Stewart, 63, said she had had “the tremendous privilege” of meeting a cross-section of people in prison and “learned a great deal about our country.”

Investors, counting on a positive bounce from Stewart’s return, have bid up her company’s stock to triple the level it was when she was convicted on March 5, 2004, of lying about a stock sale.

Still, the company is struggling. Last week, it reported a fourth-quarter loss of $7.3 million, reflecting continued declining magazine advertising revenues and the hiatus of its syndicated daily cooking show starring Stewart.

Stewart will have to make some adjustments in her new working life.

Martha Stewart, left, is joined onstage by Susan Lyne, CEO and president of Martha Stewart Living Omnimedia, center, and board member Charles Koppelman as she addresses company employees Monday in New York.

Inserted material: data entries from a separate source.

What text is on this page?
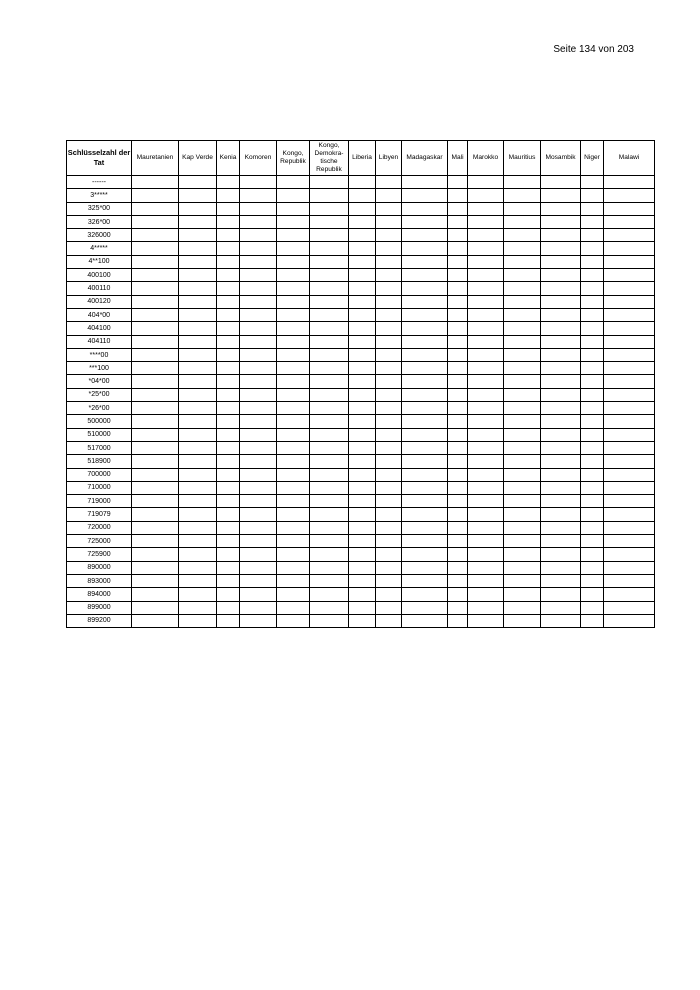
Seite 134 von 203
Schlüsselzahl der Tat	Mauretanien	Kap Verde	Kenia	Komoren	Kongo, Republik	Kongo, Demokra-tische Republik	Liberia	Libyen	Madagaskar	Mali	Marokko	Mauritius	Mosambik	Niger	Malawi
------															
3*****															
325*00															
326*00															
326000															
4*****															
4**100															
400100															
400110															
400120															
404*00															
404100															
404110															
****00															
***100															
*04*00															
*25*00															
*26*00															
500000															
510000															
517000															
518900															
700000															
710000															
719000															
719079															
720000															
725000															
725900															
890000															
893000															
894000															
899000															
899200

She will be answering to a new chief executive and president, Susan Lyne, who replaced longtime confidante Sharon Patrick last November. Lyne greeted Stewart with a hug before the speech.

She also will be required to wear an electronic ankle bracelet under the terms of her five-month home detention.

The arrangement allows her 48 hours a week to work outside the home, and she will be commuting the 40 miles to her office from her home in Westchester County.

Outside of her corporate job, she also is scheduled to work on two television programs, which could challenge her confinement. She might be allowed to do some taping on her grounds — if she also gets a town permit.

But when she’s not on the job, Stewart will be confined to her home, unable to roam the grounds of her country estate.

Stewart was convicted of obstructing justice and lying to the government about her 2001 sale of nearly 4,000 shares of the biotechnology company ImClone Systems Inc., run by her longtime friend Sam Waksal.

Rebuffed twice in her attempts to obtain new trials, Stewart opted to enter prison early rather remain free pending her appeal.